Contributors

Tuesday, March 15, 2011

Can't Turn It Off

The situation with the nuclear reactors in Japan is causing many in the United States and around the world to reconsider the recent push for nuclear power, which even many environmental activists such as Greenpeace have come to accept.

Predictably, many are saying that liberals are inciting hysteria and exploiting the catastrophe for political ends. Of course, when oil prices were skyrocketing in 2008 that didn't stop those people from pushing for more off-shore drilling (as if accidents like the BP spill never happen), or using the recession and state budget crunch as an excuse to jam through union-busting legislation.

Nuclear power has obvious advantages: unless there's a terrible accident it's pretty clean (though there are problems with radioactive tailings at uranium mines that people always forget about).

But nuclear power has serious problems once the electricity has been generated: there's no place to put the waste. Right now it's sitting in casks, often out in the open in full view of the public, near the nuclear plant that generated it. The possibility that terrorists can gain access to radioactive material scattered in dozens of places around the country is an obvious problem. The waste problem is technically soluble, but no one wants it in their back yard.

We've had three serious accidents in the last 40 years -- Three Mile Island, Chernobyl and Japan. There have been hundreds of smaller incidents: minor releases of radioactive gas and employee deaths at power plants. The total number of dead is relatively small, probably numbering in the thousands, mostly due to cancers and other radiation-induced diseases in Ukraine.

Deaths in oil, gas and coal extraction and production number in the tens of thousands every year, and air pollution from fossil fuels kills millions every year. That, and the threat of climate change, is why so many environmentalists have grudgingly accepted the necessity of nuclear power.

The problem isn't with nuclear power, per se. It's with reactor designs that require power and personnel using heroic efforts to prevent a meltdown during catastrophic failures.

With a coal-fired power plant you can just stop shoveling in coal when there's a serious problem. With a natural gas plant you can shut off the valve. Within minutes or hours the fires will all burn out and the plant will be inert. If there's a catastrophic accident these plants will be damaged and will shut down -- their fuel may burn and explode, but it's a problem limited to a relatively small area.

With this nuclear reactor design the fuel is inside and can't be removed -- even the spent fuel, which in the Japanese reactors is starting to burn because the cooling pond is evaporating. In fact, this reactor, Daiichi Number 4, was actually turned off for maintenance during the quake and tsunami. And yet it's still experiencing a reaction that would lead to a melt-down without plant workers taking action to stop it.

This design is seriously flawed. It has the potential to explode, killing thousands of people instantly or within hours, and sickening millions who may struggle for years with cancer.

This is exactly analogous to the Toyota accelerator problem, only much worse. We don't accept cars that accelerate madly. We can't accept nuclear power plants that have the same problem.

There are designs that have a better failure mode, but they use different kinds of fuel, and produce weapons-grade plutonium or other bad things. Instead of plunging ahead with current reactor designs that could have the same problems as the Daichi reactors we should think very carefully.

It's not hysterical to require that future nuclear reactors be able to be shut down completely, safely and passively when there's a catastrophe such as an earthquake or terrorist attack. When we turn something off it should stay off.

4 comments:

-just dave said...

Perhaps nuclear plants would be safer if they were less than 50 years old?

(Perhaps an oil spill would be easier to clean up and less ecologically damaging if it were, say, on land (shale?) or in the most desolate reaches of Alaska rather than off the coast of one of our major cities.)

Just sayin’…

Mark Ward said...

Yeah, I'd agree with you on the nuke part, dave. Doesn't it always seem like some sort of catastrophe happens right before an Obama energy initiative? First it was the oil spill right after the lift on the ban on off shore drilling and now as he was about to get serious about nuclear energy...something he has been a firm supporter of since day one...this happens.

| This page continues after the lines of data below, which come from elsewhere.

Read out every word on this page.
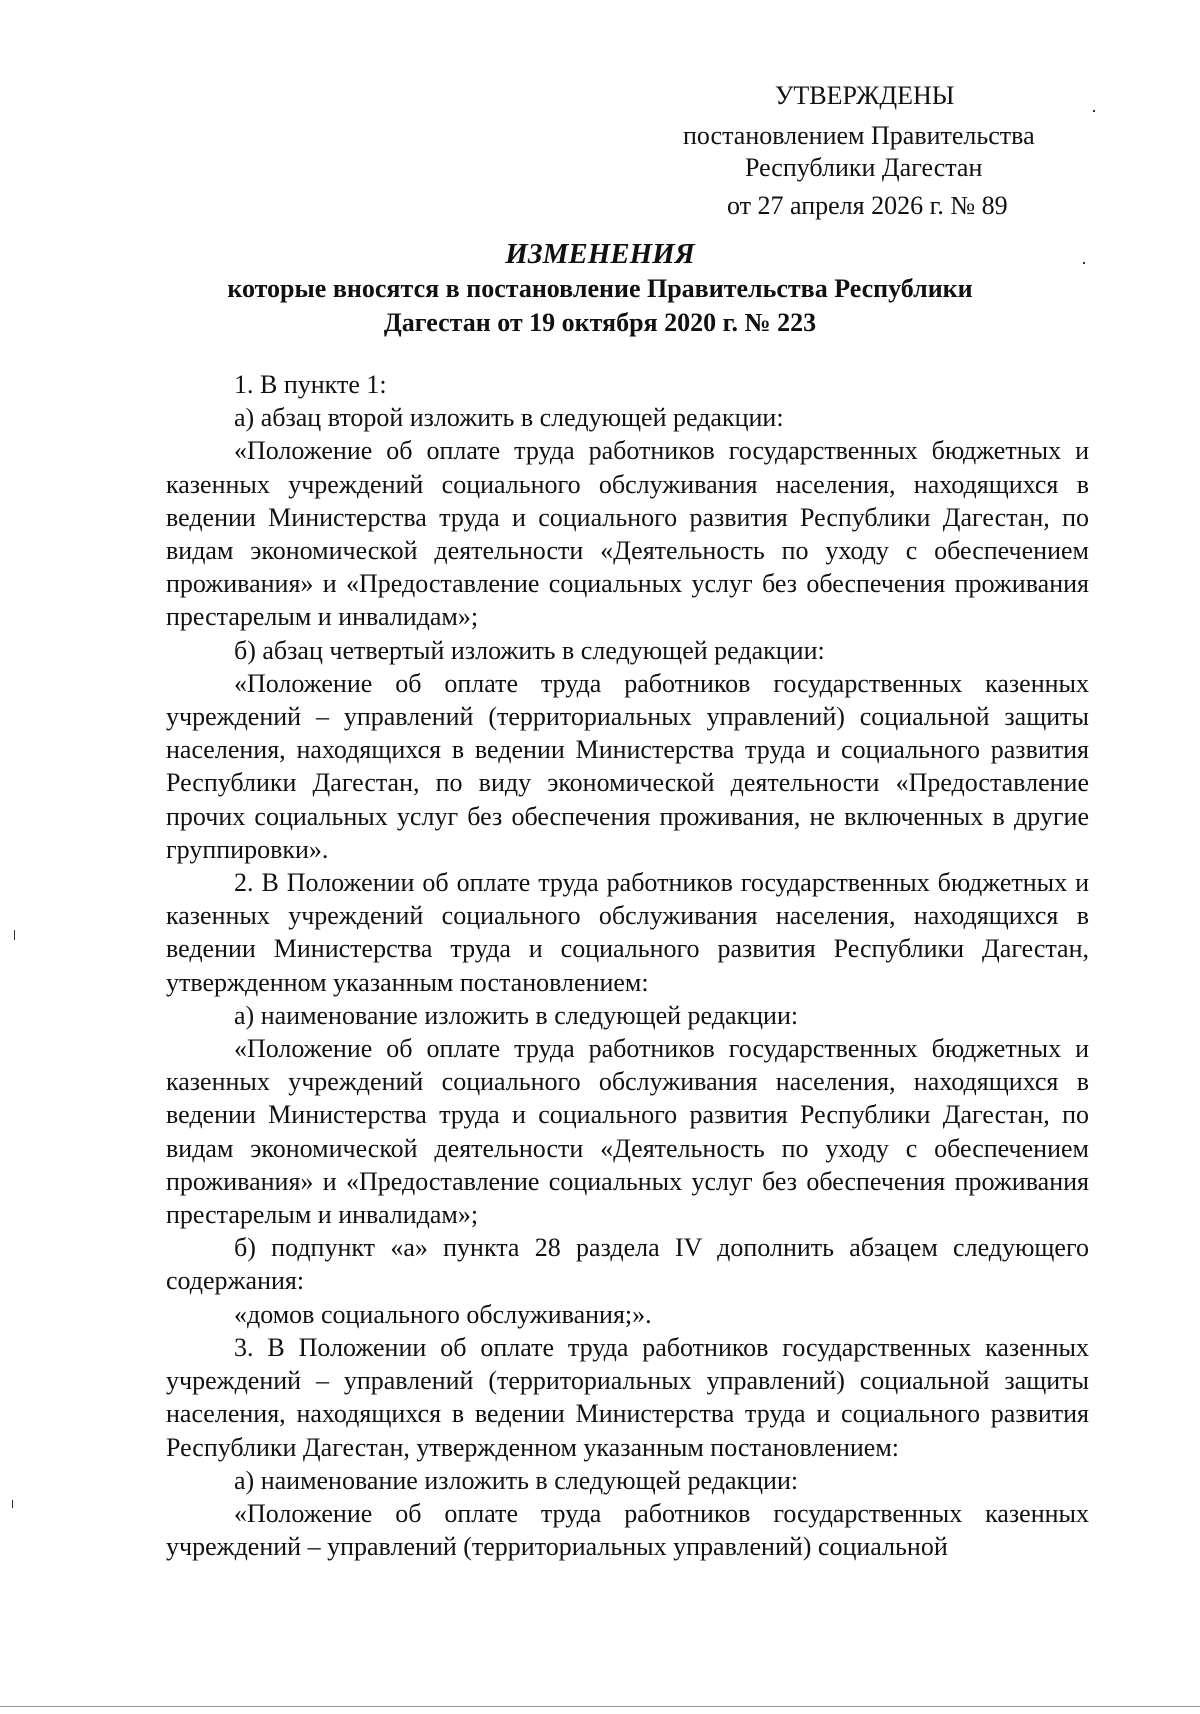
УТВЕРЖДЕНЫ
постановлением Правительства
Республики Дагестан
от 27 апреля 2026 г. № 89
ИЗМЕНЕНИЯ
которые вносятся в постановление Правительства Республики
Дагестан от 19 октября 2020 г. № 223

1. В пункте 1:

а) абзац второй изложить в следующей редакции:

«Положение об оплате труда работников государственных бюджетных и казенных учреждений социального обслуживания населения, находящихся в ведении Министерства труда и социального развития Республики Дагестан, по видам экономической деятельности «Деятельность по уходу с обеспечением проживания» и «Предоставление социальных услуг без обеспечения проживания престарелым и инвалидам»;

б) абзац четвертый изложить в следующей редакции:

«Положение об оплате труда работников государственных казенных учреждений – управлений (территориальных управлений) социальной защиты населения, находящихся в ведении Министерства труда и социального развития Республики Дагестан, по виду экономической деятельности «Предоставление прочих социальных услуг без обеспечения проживания, не включенных в другие группировки».

2. В Положении об оплате труда работников государственных бюджетных и казенных учреждений социального обслуживания населения, находящихся в ведении Министерства труда и социального развития Республики Дагестан, утвержденном указанным постановлением:

а) наименование изложить в следующей редакции:

«Положение об оплате труда работников государственных бюджетных и казенных учреждений социального обслуживания населения, находящихся в ведении Министерства труда и социального развития Республики Дагестан, по видам экономической деятельности «Деятельность по уходу с обеспечением проживания» и «Предоставление социальных услуг без обеспечения проживания престарелым и инвалидам»;

б) подпункт «а» пункта 28 раздела IV дополнить абзацем следующего содержания:

«домов социального обслуживания;».

3. В Положении об оплате труда работников государственных казенных учреждений – управлений (территориальных управлений) социальной защиты населения, находящихся в ведении Министерства труда и социального развития Республики Дагестан, утвержденном указанным постановлением:

а) наименование изложить в следующей редакции:

«Положение об оплате труда работников государственных казенных учреждений – управлений (территориальных управлений) социальной
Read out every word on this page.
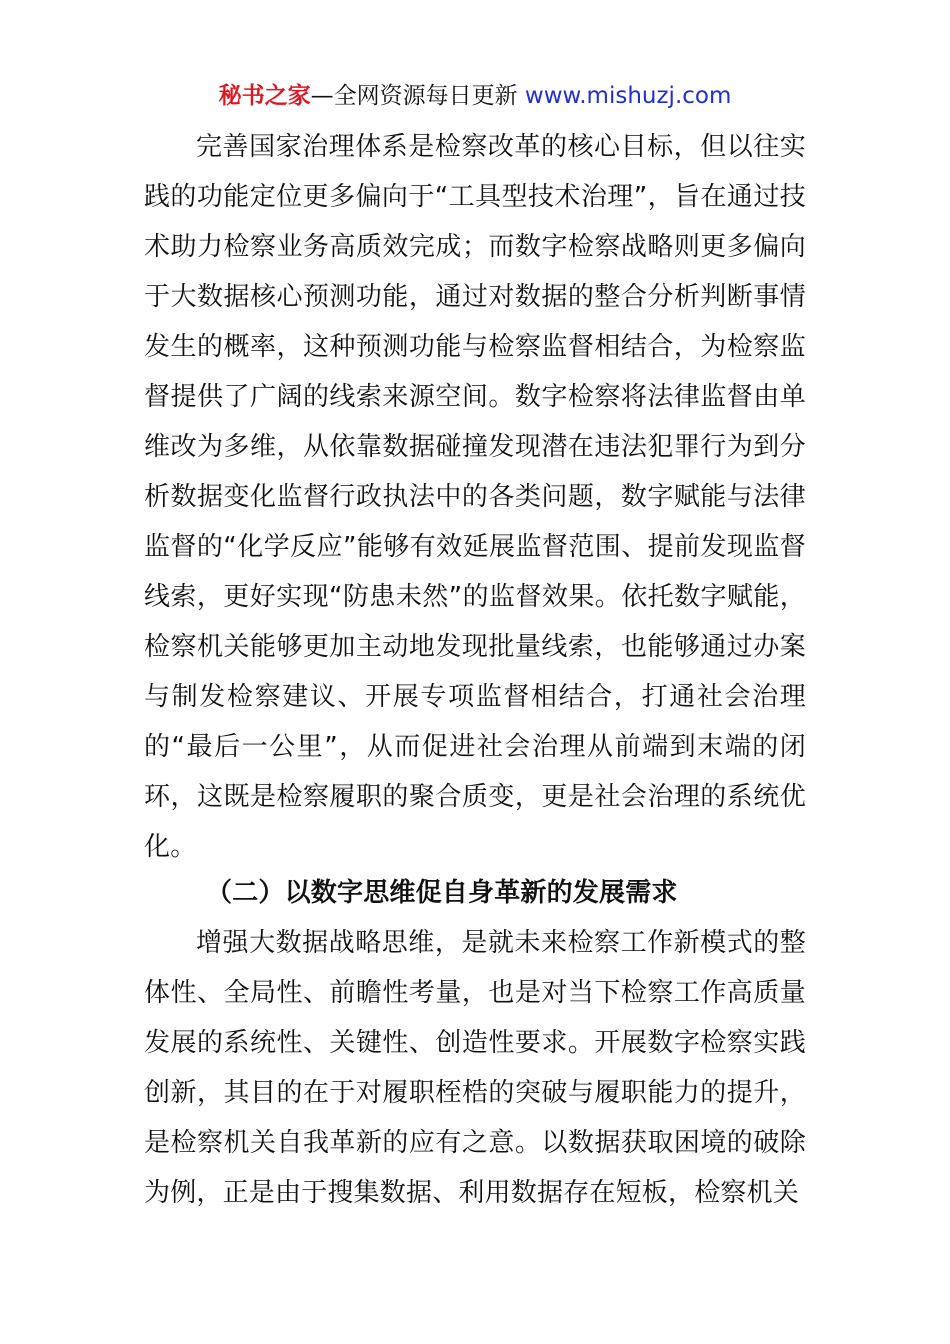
秘书之家—全网资源每日更新 www.mishuzj.com

完善国家治理体系是检察改革的核心目标，但以往实践的功能定位更多偏向于“工具型技术治理”，旨在通过技术助力检察业务高质效完成；而数字检察战略则更多偏向于大数据核心预测功能，通过对数据的整合分析判断事情发生的概率，这种预测功能与检察监督相结合，为检察监督提供了广阔的线索来源空间。数字检察将法律监督由单维改为多维，从依靠数据碰撞发现潜在违法犯罪行为到分析数据变化监督行政执法中的各类问题，数字赋能与法律监督的“化学反应”能够有效延展监督范围、提前发现监督线索，更好实现“防患未然”的监督效果。依托数字赋能，检察机关能够更加主动地发现批量线索，也能够通过办案与制发检察建议、开展专项监督相结合，打通社会治理的“最后一公里”，从而促进社会治理从前端到末端的闭环，这既是检察履职的聚合质变，更是社会治理的系统优化。

（二）以数字思维促自身革新的发展需求

增强大数据战略思维，是就未来检察工作新模式的整体性、全局性、前瞻性考量，也是对当下检察工作高质量发展的系统性、关键性、创造性要求。开展数字检察实践创新，其目的在于对履职桎梏的突破与履职能力的提升，是检察机关自我革新的应有之意。以数据获取困境的破除为例，正是由于搜集数据、利用数据存在短板，检察机关
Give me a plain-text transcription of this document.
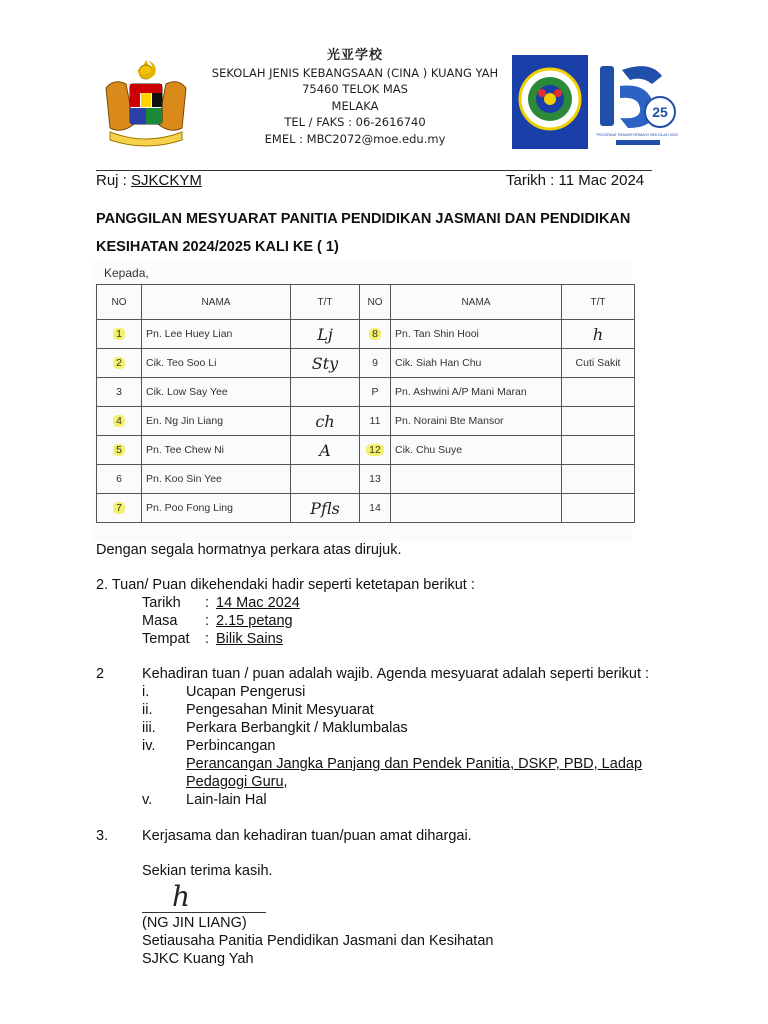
光亚学校
SEKOLAH JENIS KEBANGSAAN (CINA ) KUANG YAH
75460 TELOK MAS
MELAKA
TEL / FAKS : 06-2616740
EMEL : MBC2072@moe.edu.my
25
PROGRAM TRANSFORMASI SEKOLAH 2025
Ruj : SJKCKYM	Tarikh : 11 Mac 2024
PANGGILAN MESYUARAT PANITIA PENDIDIKAN JASMANI DAN PENDIDIKAN
KESIHATAN 2024/2025 KALI KE ( 1)
Kepada,
NO	NAMA	T/T	NO	NAMA	T/T
1	Pn. Lee Huey Lian	Lj	8	Pn. Tan Shin Hooi	h
2	Cik. Teo Soo Li	Sty	9	Cik. Siah Han Chu	Cuti Sakit
3	Cik. Low Say Yee		P	Pn. Ashwini A/P Mani Maran	
4	En. Ng Jin Liang	ch	11	Pn. Noraini Bte Mansor	
5	Pn. Tee Chew Ni	A	12	Cik. Chu Suye	
6	Pn. Koo Sin Yee		13		
7	Pn. Poo Fong Ling	Pfls	14		
Dengan segala hormatnya perkara atas dirujuk.
2. Tuan/ Puan dikehendaki hadir seperti ketetapan berikut :
Tarikh : 14 Mac 2024
Masa : 2.15 petang
Tempat : Bilik Sains
2	Kehadiran tuan / puan adalah wajib. Agenda mesyuarat adalah seperti berikut :
i.	Ucapan Pengerusi
ii. Pengesahan Minit Mesyuarat
iii. Perkara Berbangkit / Maklumbalas
iv. Perbincangan
Perancangan Jangka Panjang dan Pendek Panitia, DSKP, PBD, Ladap
Pedagogi Guru,
v. Lain-lain Hal
3. Kerjasama dan kehadiran tuan/puan amat dihargai.
Sekian terima kasih.
h
(NG JIN LIANG)
Setiausaha Panitia Pendidikan Jasmani dan Kesihatan
SJKC Kuang Yah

I don't agree with you on drilling in Alaska because oil is about as relevant to the future as the typewriter is but nuclear power could really be the answer if we can fix the design flaws.

GuardDuck said...

I don't agree with you on drilling in Alaska because oil is about as relevant to the future as the typewriter


Yup, that is of course why offices in the 1930's were tossing out typewriters in such huge numbers - they weren't relevant anymore.

Relevance to the future is fine, but application to the present is what keeps us warm at night - right now.

juris imprudent said...

I don't agree with you on drilling in Alaska because oil is about as relevant to the future as the typewriter is but nuclear power could really be the answer if we can fix the design flaws.

I don't think we use that oil to produce electricity - which is exactly what nukes do. So it is relevant.

Besides, I am much more worried about petro-chems than gasoline. We'll miss those a lot more than cheap gas.